Afghanistan: Shared Achievements, Shared Challenges, and the Way Forward
M. Ashraf Haidari,
Chargé d'Affaires, was invited to give a lecture on “Afghanistan: Shared Achievements, Shared Challenges, and the Way Forward” to a large group of senior civilian and military officials at the U.S. National Defense University in Washington DC on September 19, 2010. Members of the group are expected to serve in two-year civil-military positions in Afghanistan and Pakistan, as part of the U.S. government’s continued efforts to stabilize the region.
Mr. Haidari highlighted the most recent shared achievement of Afghanistan and NATO, the September 18th parliamentary election, which he said was the fourth round of democratic elections since the fall of the Taliban in Afghanistan. “The 40% voter turnout, in spite of months of enemy propaganda to derail the process and the enemy’s indiscriminate bomb and rocket attacks on the elections day, is a manifestation of our nation’s firm determination, in partnership with the international community, to participate in and institutionalize democracy in Afghanistan,” said Mr. Haidari.
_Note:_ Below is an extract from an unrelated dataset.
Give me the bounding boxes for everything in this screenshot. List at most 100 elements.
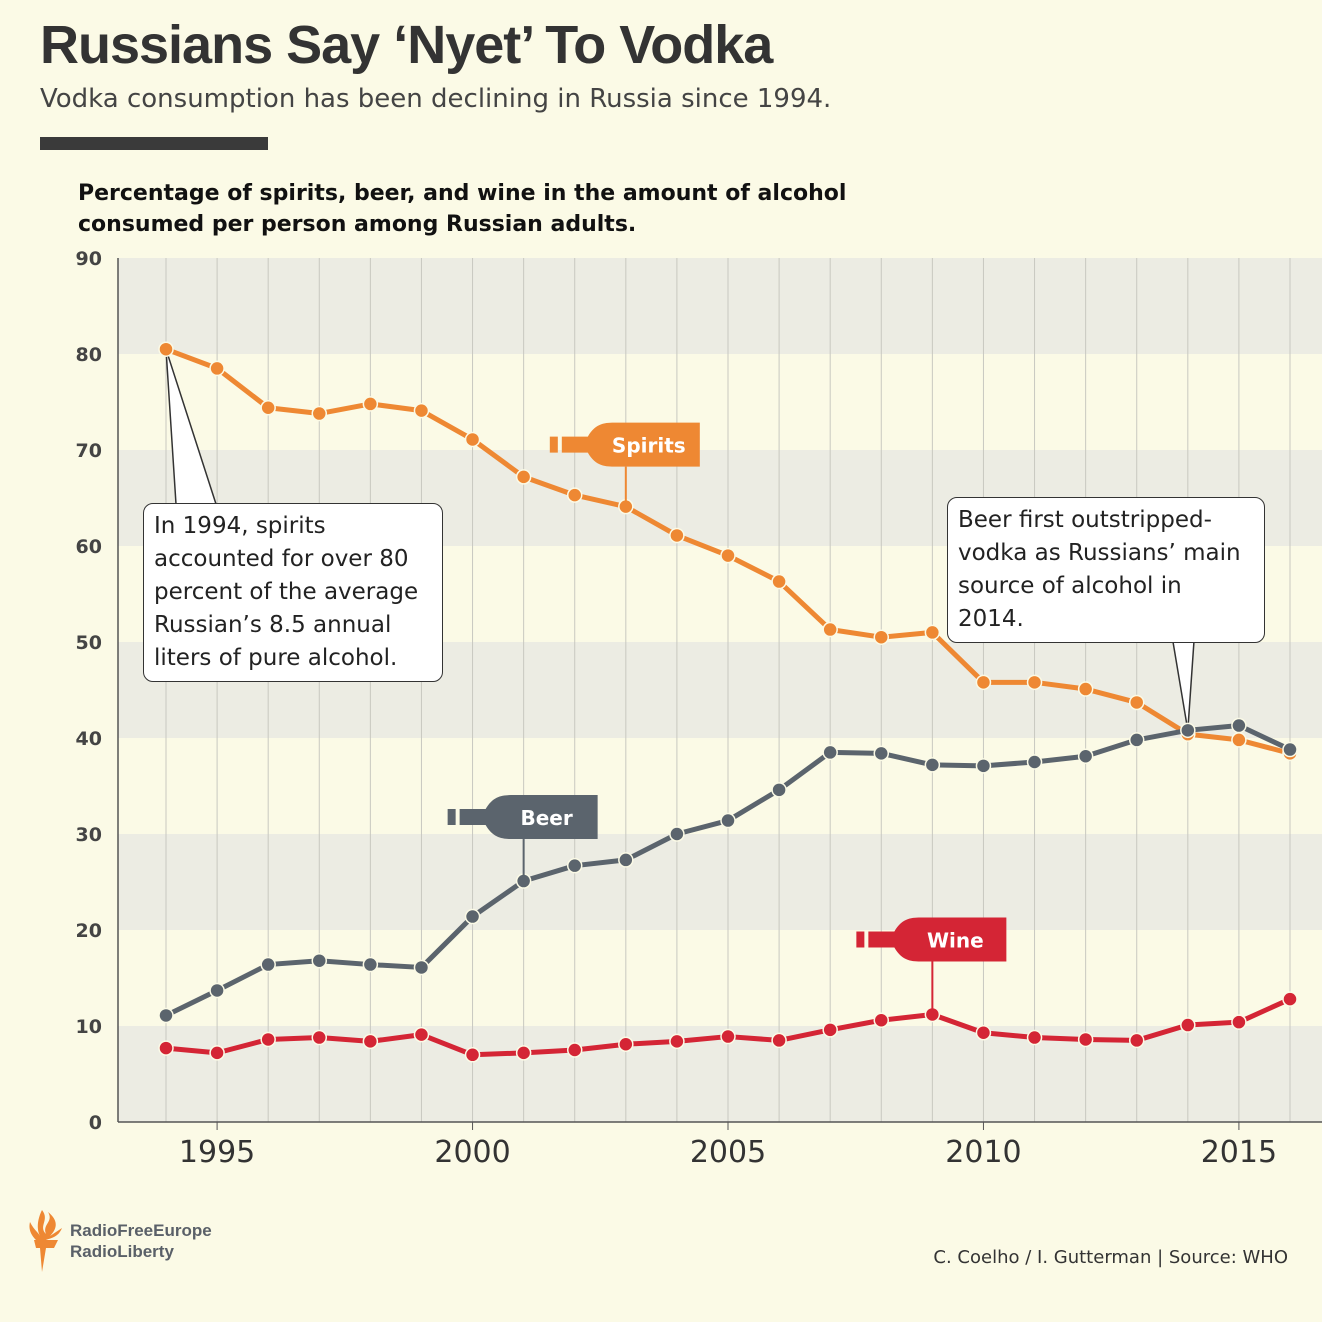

Moreover, Mr. Haidari shared President Hamid Karzai’s pride in the overall ownership and leadership of organizing the parliamentary election for the first time, and welcomed the close partnership between some 300,000 Afghan and some 150,000 NATO security forces that jointly provided security for the exercise to be held. “Although the coming days and weeks are critical in addressing the lodged complaints to ensure the overall integrity of the process, I am personally encouraged by the early positive assessments of the elections day by a number of independent watchdog institutions,” Mr. Haidari added.
Other significant achievements since 2001, which he argued, are hardly reported on by international media, included progress in the health, education, infrastructure, and security sectors. “Let’s never forget the fact that Afghanistan was a least developed country to begin with and, whatever we had minimally developed before the Soviet invasion and occupation of Afghanistan, was destroyed in 1990s when our country was prematurely abandoned,” Mr. Haidari noted. He pointed out, however, that “our achievements must be continually consolidated so they do not turn into problems.” He argued that “when we create new institutions but do not adequately resource them, they become vulnerable to corruption, a problem we are jointly trying to resolve.”
On the shared challenges, Mr. Haidari argued that Afghanistan would have gone much farther ahead than now, had the country’s post-Taliban security and development needs been addressed based on a well-resourced and coherent state-building strategy. “It is very clear that for more than eight years, Afghanistan was a mission of ‘what we can’ not a mission of ‘what we must’ in comparison with Iraq, which effectively shortchanged Afghanistan,” Mr. Haidari said.
However, he noted that it was not too late to win the peace in the country, particularly after the introduction by the U.S. of a new strategy that emphasized increased military and civilian assistance to Afghanistan some 18 months ago. “We have a number of strategic opportunities to cease to make the strategy work in Afghanistan,” argued Mr. Haidari. First, he said that “the continued support and determination of the Afghan people to succeed in our shared endeavor is clear from yesterday’s election. They continue to stand with us, even though we and our partners have yet to deliver on their basic expectations.” Mr. Haidari said that “the way forward must be defined by a shared vision to assist and enable Afghans to stand on their own.”
Second, Mr. Haidari noted that Afghanistan and NATO efforts are best led by Presidents Karzai and Obama, as well as the NATO Commander General David Petraeus. “We know that it was an abandoned Afghanistan, in 1990s, that first allowed terrorists to victimize Afghans and then to use our country as a base from where to attack U.S. targets around the world,” noted Mr. Haidari. “These three leaders share a common belief that we must fight shoulder to shoulder to defeat terrorism in Afghanistan and beyond our borders,” Haidari noted. This shared mission, he said, was a strategic opportunity for success itself.
Third, to help Afghanistan stand on its own, Mr. Haidari noted that the right strategies were finally in place but needed co-implementation through strategic coordination of military and civilian efforts. “I recommend that you read the priorities of our National Development Strategy, which were recently presented to the international community in the Kabul Conference,” said Mr. Haidari. These priorities, Mr. Haidari, noted drew on almost nine years of lessons learned and many mistakes made, which should be avoided, as we move forward.
Last, Mr. Haidari pointed out that since insecurity in Afghanistan was largely an external problem, counter-insurgency efforts should also focus on where the problem actually originates. “We are committed to a sincere partnership with all of our neighbors, particularly with Pakistan to put an end to their support for sheltering and financing extremist networks that daily attack our innocent people,” Mr. Haidari noted.
In conclusion, Mr. Haidari expressed the gratitude of the Afghan people and government to the audience, as well as to their families for their support, for helping secure the future of Afghanistan.